The non-amusement begins with our discovery that Sammy Smalls is, well, small. A diminutive 21-year-old, afflicted with a limp from a childhood dose of radiation treatments, Sammy (Cristin Milioti) works as a store detective in a grocery emporium, nabbing shoplifters and turning them over to her burly manager who, after taking the miscreants into a backroom, beats them to a bloody pulp. His reasoning: "This way there's no repeat offenders." Now that's a guy with a future in politics.

Soon enough, girl meets boy in the form of Eugene (Mark Rendall), a carrot-topped musician quick to lead the lass straight into his bed. Enter the impediment to romance: Sammy is sexually naive; what's more, she's ticklish, a combination clearly designed to leave her embarrassed and yet laughing too.
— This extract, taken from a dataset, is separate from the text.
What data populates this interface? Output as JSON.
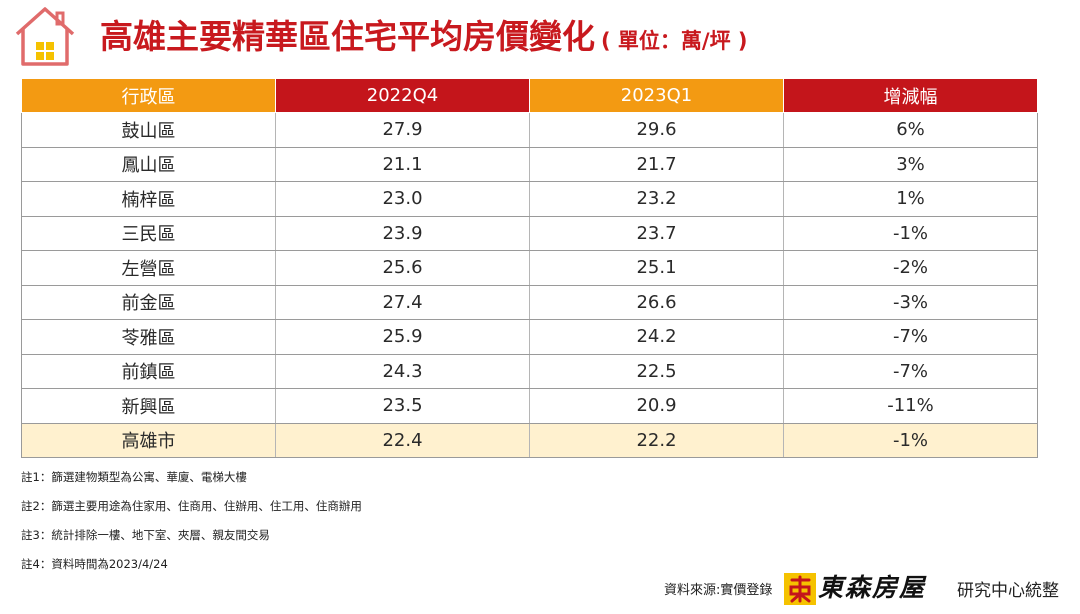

Lucky kid - she's one up on us.

Turning back to Eugene, he retreats immediately into mere "friendship" mode, yet not without commending her tenacity in non-sexual matters: "You may be small but you're tough - you kicked cancer's ass." Hey, Don Cherry praising Saku Koivu couldn't have said it more eloquently. (As for what that implies about those who fail to kick cancer's ass, no matter - this is a comedy, isn't it?)

Anyway, Sammy's problem must be solved, experience must be gained, and what better way to go about it than to pick up a random fellow at a bar, or to peep at a masturbator in a neighbouring apartment, or to blackmail a shoplifter into dropping his pants and offering her some practice time, or to hop into the sack with a depressed wife and her hitherto neglected husband for a merry threesome (foursome counting the vibrator), or to ... Dare I go on?

Certainly those tangents do, flying off hither and yon. Can I interest you in Sammy's asthmatic mom trapped in a bickering marriage, in Sammy's beloved dog lost somewhere in the pound, in Sammy's elderly Japanese mentor confined to a wheelchair, or in Sammy's best friend Sylvia, the smart dumb blonde, poised to trade in her day job handing out free wieners in Aisle 5 for an upgrade to (get ready for it) a career in molecular biology? Huh? My point exactly.

Okay, nothing steamy, nothing funny, but surely, as a sop to the red-blooded, there must be nudity. Sorry, not much, not even the gratuitous brand. However, amid this deadly vacuum, there is one lively performance and it comes from Milioti - she and her big brown eyes deserve better. Otherwise, dine out on Year of the Carnivore at your peril - it might just give you a taste for tofu.